Turbulence and chemistry in the atmosphere of a central Amazonian forest

Monday, 15 December 2014: 11:30 AM
Jose D Fuentes1, Marcelo Chamecki2, Tobias Gerken2, Rosa M Nascimento dos Santos3, Paul C Stoy4, Amy Trowbridge5, Julio Tota6, Gabriel George Katul7, Antonio O Manzi8, Angela Jardine9, Kolby Jardine10 and Jeffrey Q Chambers11, (1)Pennsylvania State University Main Campus, University Park, PA, United States, (2)Pennsylvania State University, Department of Meteorology, University Park, PA, United States, (3)University of the State of Amazonas (UEA), Manaus, Brazil, (4)Montana State University, Bozeman, MT, United States, (5)Indiana University Bloomington, Bloomington, IN, United States, (6)Federal University of Western Para, Santarem, Brazil, (7)Duke University, Durham, NC, United States, (8)Instituto Nacional de Pesquisas da AmazĂ´nia, Manaus, Brazil, (9)INPA National Institute of Amazonian Research, Manaus, Brazil, (10)Lawrence Berkeley National Laboratory, Berkeley, CA, United States, (11)University of California Berkeley, Berkeley, CA, United States
This presentation provides an overview of a field project in the rainforest of the Brazilian Amazon region conducted during April to July 2014. Objectives were to investigate turbulent transport and chemical processing of vegetation emitted gases to assess the role of the forest in aerosol production. Turbulence within and above the 35-m forest was investigated with 10 sonic anemometers deployed on a 50-m tower.

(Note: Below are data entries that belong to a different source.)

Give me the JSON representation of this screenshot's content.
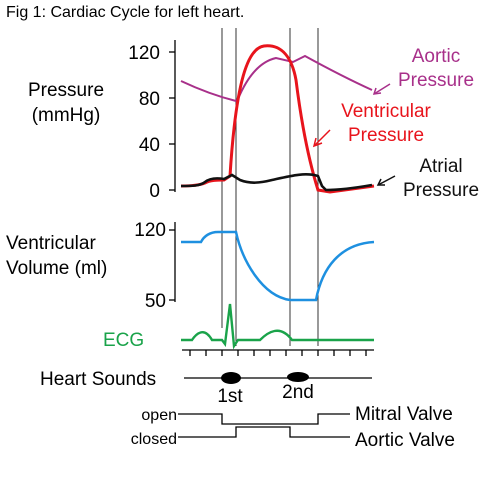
{
  "figure": {
    "title": "Fig 1: Cardiac Cycle for left heart.",
    "pressure_panel": {
      "ylabel_line1": "Pressure",
      "ylabel_line2": "(mmHg)",
      "ticks": [
        "120",
        "80",
        "40",
        "0"
      ],
      "aortic_label_line1": "Aortic",
      "aortic_label_line2": "Pressure",
      "ventricular_label_line1": "Ventricular",
      "ventricular_label_line2": "Pressure",
      "atrial_label_line1": "Atrial",
      "atrial_label_line2": "Pressure"
    },
    "volume_panel": {
      "ylabel_line1": "Ventricular",
      "ylabel_line2": "Volume (ml)",
      "ticks": [
        "120",
        "50"
      ]
    },
    "ecg_label": "ECG",
    "heart_sounds": {
      "label": "Heart Sounds",
      "first": "1st",
      "second": "2nd"
    },
    "valves": {
      "open_label": "open",
      "closed_label": "closed",
      "mitral_label": "Mitral Valve",
      "aortic_label": "Aortic Valve"
    }
  },
  "colors": {
    "aortic": "#a8308a",
    "ventricular": "#e8141c",
    "atrial": "#111111",
    "volume": "#1e90e0",
    "ecg": "#1aa34a",
    "text": "#000000"
  }
}
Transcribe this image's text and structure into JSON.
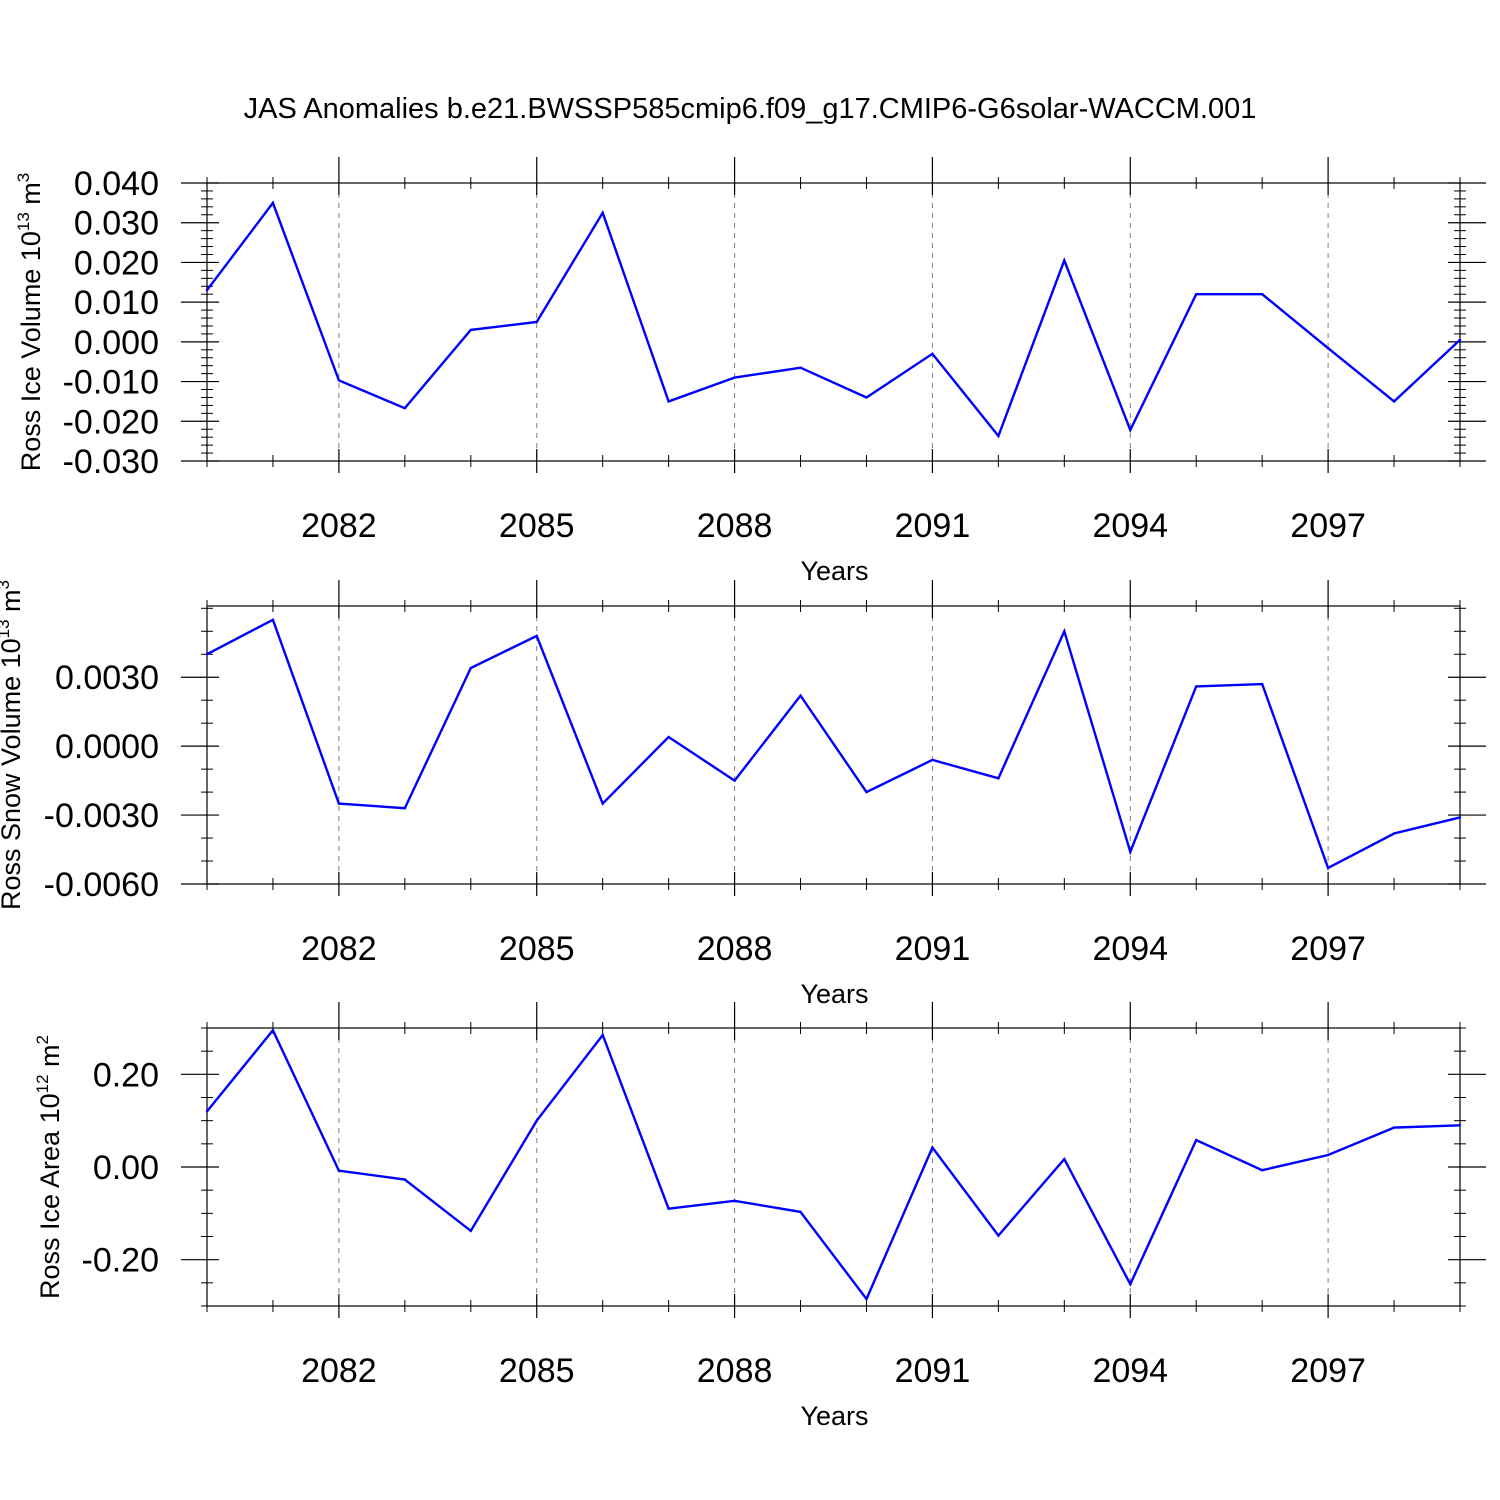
{
  "figure_title": "JAS Anomalies b.e21.BWSSP585cmip6.f09_g17.CMIP6-G6solar-WACCM.001",
  "colors": {
    "line": "#0000ff",
    "axis": "#000000",
    "grid": "#808080"
  },
  "chart_data": [
    {
      "type": "line",
      "xlabel": "Years",
      "ylabel": {
        "text": "Ross Ice Volume 10",
        "exponent": "13",
        "unit": " m",
        "unit_exponent": "3"
      },
      "x": [
        2080,
        2081,
        2082,
        2083,
        2084,
        2085,
        2086,
        2087,
        2088,
        2089,
        2090,
        2091,
        2092,
        2093,
        2094,
        2095,
        2096,
        2097,
        2098,
        2099
      ],
      "series": [
        {
          "values": [
            0.013,
            0.035,
            -0.0097,
            -0.0167,
            0.003,
            0.005,
            0.0325,
            -0.015,
            -0.009,
            -0.0065,
            -0.014,
            -0.003,
            -0.0237,
            0.0205,
            -0.0222,
            0.012,
            0.012,
            -0.0016,
            -0.015,
            0.0005
          ]
        }
      ],
      "xlim": [
        2080,
        2099
      ],
      "ylim": [
        -0.03,
        0.04
      ],
      "xticks": [
        2082,
        2085,
        2088,
        2091,
        2094,
        2097
      ],
      "xtick_labels": [
        "2082",
        "2085",
        "2088",
        "2091",
        "2094",
        "2097"
      ],
      "yticks": [
        -0.03,
        -0.02,
        -0.01,
        0.0,
        0.01,
        0.02,
        0.03,
        0.04
      ],
      "ytick_labels": [
        "-0.030",
        "-0.020",
        "-0.010",
        "0.000",
        "0.010",
        "0.020",
        "0.030",
        "0.040"
      ],
      "yminor_step": 0.002,
      "xgrid": "dashed vertical at major ticks"
    },
    {
      "type": "line",
      "xlabel": "Years",
      "ylabel": {
        "text": "Ross Snow Volume 10",
        "exponent": "13",
        "unit": " m",
        "unit_exponent": "3"
      },
      "x": [
        2080,
        2081,
        2082,
        2083,
        2084,
        2085,
        2086,
        2087,
        2088,
        2089,
        2090,
        2091,
        2092,
        2093,
        2094,
        2095,
        2096,
        2097,
        2098,
        2099
      ],
      "series": [
        {
          "values": [
            0.004,
            0.0055,
            -0.0025,
            -0.0027,
            0.0034,
            0.0048,
            -0.0025,
            0.0004,
            -0.0015,
            0.0022,
            -0.002,
            -0.0006,
            -0.0014,
            0.005,
            -0.0046,
            0.0026,
            0.0027,
            -0.0053,
            -0.0038,
            -0.0031
          ]
        }
      ],
      "xlim": [
        2080,
        2099
      ],
      "ylim": [
        -0.006,
        0.0061
      ],
      "xticks": [
        2082,
        2085,
        2088,
        2091,
        2094,
        2097
      ],
      "xtick_labels": [
        "2082",
        "2085",
        "2088",
        "2091",
        "2094",
        "2097"
      ],
      "yticks": [
        -0.006,
        -0.003,
        0.0,
        0.003
      ],
      "ytick_labels": [
        "-0.0060",
        "-0.0030",
        "0.0000",
        "0.0030"
      ],
      "yminor_step": 0.001,
      "xgrid": "dashed vertical at major ticks"
    },
    {
      "type": "line",
      "xlabel": "Years",
      "ylabel": {
        "text": "Ross Ice Area 10",
        "exponent": "12",
        "unit": " m",
        "unit_exponent": "2"
      },
      "x": [
        2080,
        2081,
        2082,
        2083,
        2084,
        2085,
        2086,
        2087,
        2088,
        2089,
        2090,
        2091,
        2092,
        2093,
        2094,
        2095,
        2096,
        2097,
        2098,
        2099
      ],
      "series": [
        {
          "values": [
            0.12,
            0.295,
            -0.008,
            -0.027,
            -0.138,
            0.1,
            0.285,
            -0.09,
            -0.073,
            -0.097,
            -0.285,
            0.042,
            -0.148,
            0.017,
            -0.253,
            0.058,
            -0.007,
            0.026,
            0.085,
            0.09
          ]
        }
      ],
      "xlim": [
        2080,
        2099
      ],
      "ylim": [
        -0.3,
        0.3
      ],
      "xticks": [
        2082,
        2085,
        2088,
        2091,
        2094,
        2097
      ],
      "xtick_labels": [
        "2082",
        "2085",
        "2088",
        "2091",
        "2094",
        "2097"
      ],
      "yticks": [
        -0.2,
        0.0,
        0.2
      ],
      "ytick_labels": [
        "-0.20",
        "0.00",
        "0.20"
      ],
      "yminor_step": 0.05,
      "xgrid": "dashed vertical at major ticks"
    }
  ]
}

Temporal and spatial distribution of plant-emitted hydrocarbons, and reactive chemical species such as ozone, carbon monoxide, sulfur dioxide, and nitrogen oxides were determined using gas analyzers and mass spectrometers to estimate aerosol yields from hydrocarbon photo-oxidation. Particle sizes and concentrations were investigated with aerosol spectrometers. The upper canopy experienced strong turbulence, with standard deviation of vertical velocity normalized by the friction velocity similar to values above the forest. The lower canopy maintained a quiescent state with turbulence being four times weaker than near the canopy top. Such weak turbulent state is conducive to the development of strong and pronounced hydrocarbon mixing ratio mean gradients within the canopy, with highest gas levels within the forest crown responding to strong emissions. The forest emitted monoterpenes, resulting in a total sum exceeding one parts per billion (ppb). Ozone levels ranged from 5 to 10 ppb. Such low ozone mixing ratios can be attributed to the frequent presence of clouds and precipitation. However, following the passage of mesoscale convective storms, ozone levels abruptly increased in response to downward transport from aloft and reached maximum levels of 30 ppb. Photochemical process remained suppressed and resulted in low particle concentrations (<104 particles cm-3), dominated by small diameter (< 400 nanometers) particles. Oxidants remained at sufficient levels to allow reactions of the locally produced hydrocarbons to generate particles. One conclusion is that the rainforest produces necessary and sufficient precursors to form particles.